– Я приношу вам свои извинения за это, господа, – восстанавливая дыхание, сказала Бригелл, – и вы имеете право на объяснения. Я просто прошу вас поверить мне, что это несчастное дитя не виновато в случившемся.
– Кто она? – спросил Гонт.
– Младший ребёнок семьи Мажорти, Лиет. Она кататоник, и совершенно не осознаёт происходящего.
– Почему вы уверены, что она – не убийца? – резко сказал детектив. – Почему вы сразу же бросились защищать её?
– Потому что я сразу поняла, к чему вы ведёте. Это ведь очевидно, мастер Гонт. Я даже не буду скрывать от вас, что бедная девочка последней видела своего брата перед тем, как его убили. Это, как и побег – очевидные свидетельства её вины. Но поверьте мне, она не могла убить своего брата.
– У неё есть алиби? Кто-то знает, где она была во время совершения преступления?
– Нет, – ответила Бригелл.
– Тогда почему я должен верить вам на слово?
– Чтобы не погубить невинное дитя, уже искалеченное жизнью.
– Бригелл, это моё расследование, и если в ходе него я выясню причастность девушки к этому убийству, я буду вынужден…
– Я поняла вас, мастер Гонт, – подняла руку Бригелл. Хладнокровие и чувство достоинства вернулись к ней, и голос вновь стал ровным и спокойным голосом. – Прошу вас, не принимайте мои слова близко к сердцу. Примите мои извинения. Мы все потрясены случившемся, и многие, с кем вы сегодня встретитесь, шокированы не меньше моего. Но мы уже задержались здесь. Прошу за мной, господа.

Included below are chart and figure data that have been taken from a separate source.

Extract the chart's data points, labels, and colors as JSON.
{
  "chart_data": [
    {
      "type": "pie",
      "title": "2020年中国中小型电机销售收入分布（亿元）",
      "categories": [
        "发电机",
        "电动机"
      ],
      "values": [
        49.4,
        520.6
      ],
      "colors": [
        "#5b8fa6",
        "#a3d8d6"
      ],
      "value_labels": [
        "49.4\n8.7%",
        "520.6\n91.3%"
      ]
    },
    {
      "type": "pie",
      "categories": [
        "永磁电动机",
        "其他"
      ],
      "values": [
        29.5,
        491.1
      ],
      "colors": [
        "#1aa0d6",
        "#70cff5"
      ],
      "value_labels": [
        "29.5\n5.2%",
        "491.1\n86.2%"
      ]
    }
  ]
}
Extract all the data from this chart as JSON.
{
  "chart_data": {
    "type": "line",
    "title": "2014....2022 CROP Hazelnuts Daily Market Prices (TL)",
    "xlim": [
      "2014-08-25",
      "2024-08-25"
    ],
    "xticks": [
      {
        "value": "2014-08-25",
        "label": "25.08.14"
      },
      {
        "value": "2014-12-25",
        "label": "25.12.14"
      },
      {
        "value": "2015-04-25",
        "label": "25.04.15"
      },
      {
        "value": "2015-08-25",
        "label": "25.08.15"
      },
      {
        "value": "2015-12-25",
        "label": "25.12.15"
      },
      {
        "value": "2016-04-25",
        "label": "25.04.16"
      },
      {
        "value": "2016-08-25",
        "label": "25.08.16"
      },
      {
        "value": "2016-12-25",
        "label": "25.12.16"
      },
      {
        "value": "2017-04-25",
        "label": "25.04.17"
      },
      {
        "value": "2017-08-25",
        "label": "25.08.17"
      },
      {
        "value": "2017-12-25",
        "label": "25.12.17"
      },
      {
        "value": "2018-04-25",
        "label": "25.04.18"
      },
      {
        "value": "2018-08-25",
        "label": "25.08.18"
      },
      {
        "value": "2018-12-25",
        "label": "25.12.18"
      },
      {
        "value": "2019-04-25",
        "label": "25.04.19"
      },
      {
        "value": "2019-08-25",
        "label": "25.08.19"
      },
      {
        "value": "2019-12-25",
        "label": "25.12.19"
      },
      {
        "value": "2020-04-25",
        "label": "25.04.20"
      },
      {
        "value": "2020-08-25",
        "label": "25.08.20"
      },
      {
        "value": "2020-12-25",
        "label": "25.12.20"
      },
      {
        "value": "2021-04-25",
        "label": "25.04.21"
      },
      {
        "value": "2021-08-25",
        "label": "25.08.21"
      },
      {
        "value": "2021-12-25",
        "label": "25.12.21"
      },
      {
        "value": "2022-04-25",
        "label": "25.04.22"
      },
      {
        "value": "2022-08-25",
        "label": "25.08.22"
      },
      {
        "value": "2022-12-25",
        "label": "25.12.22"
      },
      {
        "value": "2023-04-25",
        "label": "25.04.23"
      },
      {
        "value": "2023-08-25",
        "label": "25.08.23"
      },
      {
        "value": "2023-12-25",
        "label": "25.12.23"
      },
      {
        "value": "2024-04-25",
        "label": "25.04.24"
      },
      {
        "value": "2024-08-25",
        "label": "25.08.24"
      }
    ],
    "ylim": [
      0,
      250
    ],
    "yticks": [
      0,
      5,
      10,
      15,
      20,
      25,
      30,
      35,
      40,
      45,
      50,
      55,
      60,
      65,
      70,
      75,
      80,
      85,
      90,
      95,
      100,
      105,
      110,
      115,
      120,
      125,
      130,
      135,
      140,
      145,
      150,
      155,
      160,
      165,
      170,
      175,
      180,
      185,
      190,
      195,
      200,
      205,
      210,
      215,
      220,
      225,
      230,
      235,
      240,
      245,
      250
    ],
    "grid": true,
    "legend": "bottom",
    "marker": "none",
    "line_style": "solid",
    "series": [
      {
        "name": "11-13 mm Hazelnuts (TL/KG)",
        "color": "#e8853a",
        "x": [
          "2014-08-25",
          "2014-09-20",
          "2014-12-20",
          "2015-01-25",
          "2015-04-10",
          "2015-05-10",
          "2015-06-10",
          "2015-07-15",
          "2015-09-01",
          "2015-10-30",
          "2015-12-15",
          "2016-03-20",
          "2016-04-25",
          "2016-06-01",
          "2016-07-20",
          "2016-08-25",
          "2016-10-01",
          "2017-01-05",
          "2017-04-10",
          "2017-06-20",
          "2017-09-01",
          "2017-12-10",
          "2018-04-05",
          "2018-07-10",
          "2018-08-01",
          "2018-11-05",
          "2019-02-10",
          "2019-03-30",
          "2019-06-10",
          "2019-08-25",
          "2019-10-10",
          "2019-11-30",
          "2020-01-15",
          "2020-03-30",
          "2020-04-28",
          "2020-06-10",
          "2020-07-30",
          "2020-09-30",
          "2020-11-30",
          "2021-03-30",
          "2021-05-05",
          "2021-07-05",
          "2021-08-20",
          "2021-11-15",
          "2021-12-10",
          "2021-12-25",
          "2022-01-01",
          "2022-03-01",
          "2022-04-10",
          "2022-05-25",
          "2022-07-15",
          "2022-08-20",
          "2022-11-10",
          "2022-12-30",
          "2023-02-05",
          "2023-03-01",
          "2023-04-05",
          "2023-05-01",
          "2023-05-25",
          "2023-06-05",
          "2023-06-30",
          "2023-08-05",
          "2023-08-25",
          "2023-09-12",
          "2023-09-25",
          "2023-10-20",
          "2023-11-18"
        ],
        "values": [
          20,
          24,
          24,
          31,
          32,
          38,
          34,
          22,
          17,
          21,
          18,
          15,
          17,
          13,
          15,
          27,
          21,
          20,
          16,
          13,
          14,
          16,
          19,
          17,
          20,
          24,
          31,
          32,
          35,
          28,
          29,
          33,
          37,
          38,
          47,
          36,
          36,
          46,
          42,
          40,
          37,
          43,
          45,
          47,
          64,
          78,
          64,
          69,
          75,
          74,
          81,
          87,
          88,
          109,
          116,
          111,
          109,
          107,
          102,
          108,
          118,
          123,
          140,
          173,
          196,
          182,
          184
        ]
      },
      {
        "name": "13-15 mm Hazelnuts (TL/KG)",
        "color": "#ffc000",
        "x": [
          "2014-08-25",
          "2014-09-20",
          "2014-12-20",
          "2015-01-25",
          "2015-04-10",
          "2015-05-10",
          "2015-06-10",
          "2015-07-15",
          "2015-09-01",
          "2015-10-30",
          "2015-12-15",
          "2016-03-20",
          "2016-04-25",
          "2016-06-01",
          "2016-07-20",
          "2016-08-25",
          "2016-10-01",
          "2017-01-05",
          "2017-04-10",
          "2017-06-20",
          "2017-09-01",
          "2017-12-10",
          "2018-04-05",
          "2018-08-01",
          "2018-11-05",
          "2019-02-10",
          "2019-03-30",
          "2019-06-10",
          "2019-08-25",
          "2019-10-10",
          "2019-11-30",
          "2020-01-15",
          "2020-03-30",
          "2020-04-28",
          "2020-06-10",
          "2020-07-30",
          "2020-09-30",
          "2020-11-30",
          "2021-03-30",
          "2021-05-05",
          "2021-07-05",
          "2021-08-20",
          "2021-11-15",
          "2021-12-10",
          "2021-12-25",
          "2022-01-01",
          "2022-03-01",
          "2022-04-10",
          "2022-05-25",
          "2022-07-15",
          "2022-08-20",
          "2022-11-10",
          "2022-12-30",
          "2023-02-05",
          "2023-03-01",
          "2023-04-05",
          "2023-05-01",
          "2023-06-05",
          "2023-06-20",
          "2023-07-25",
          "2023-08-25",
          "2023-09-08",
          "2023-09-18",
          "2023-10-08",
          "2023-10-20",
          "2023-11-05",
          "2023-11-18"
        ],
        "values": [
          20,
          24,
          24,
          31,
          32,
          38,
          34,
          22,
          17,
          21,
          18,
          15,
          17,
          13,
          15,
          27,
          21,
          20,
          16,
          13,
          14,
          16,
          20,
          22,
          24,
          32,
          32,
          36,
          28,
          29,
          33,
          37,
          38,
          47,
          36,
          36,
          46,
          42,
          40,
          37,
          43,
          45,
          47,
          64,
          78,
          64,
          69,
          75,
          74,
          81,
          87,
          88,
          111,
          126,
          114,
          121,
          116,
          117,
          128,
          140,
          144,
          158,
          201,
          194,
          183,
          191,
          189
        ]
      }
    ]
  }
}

Бригелл сделала полупоклон и жестом пригласила гостей следовать за ней. Гонт и Эвески вошли в поместье.
Первым, что увидел детектив, было большое – почти три метра в вышину – мраморное изваяние кошки. Гигантский идол стоял в самом центре зала, на приземистом гранитном постаменте, в окружении вазонов с белыми и розовыми камелиями. Казалось, будто статуя критически оценивает вошедших – свысока, презрительно, и словно позволяет войти лишь потому, что ей лень сойти со своего престола.
«Ненавижу кошек», внутренне содрогнулся Гонт. Он никогда в жизни не забудет ту взбучку, которую ему устроила мать за то, что малолетний Шоэл бросил камень в сторону соседского кота. Он пытался доказать матери, что он хотел только отогнать этот наглый комок шерсти от их курятника. За неделю до этого кто-то загрыз несушку, и Шоэл был убеждён, что это был этот кот. Но мать не желала ничего слушать – в культуре Кретонии кошки были священными животными, символами власти и тайного знания. После знатной порки Шоэл ещё два дня не мог сидеть без боли, а из курятника пропала ещё одна молодая курочка.
За неприятными воспоминаниями Гонт сам не заметил, как Бригелл остановилась. Они стояли перед двойными дубовыми дверьми.
Бригелл повернулась к детективу и строго взглянула ему в глаза.
– Запомните, что к хозяину следует обращаться «господин Мажорти», и никак иначе.
Кивнув, Гонт приготовился к встрече.
Словно по команде, двери отворились и впустили гостей в просторный обеденный зал. За длинным столом, способным уместить за собой человек двадцать, уже сидел крепко сбитый мужчина. Синяки под глазами и слегка осунувшееся лицо говорили о бессонной и тяжёлой ночи. Тем не менее густые чёрные усы были аккуратно уложены, а одежда была свежей и чистой. Мужчина сидел во главе стола, и Гонт сразу же увидел его лицо, с тяжёлым подбородком и большим горбатым носом.
Бригелл слегка поклонилась.
– Мастер Гонт и мастер Эвески прибыли, господин Мажорти.
– Хорошо, – глубокий голос хозяина поместья сквозил усталостью. – Оставьте нас, Бригелл. Организуйте обед и ужин на ваше усмотрение. Меня сегодня больше не беспокоить.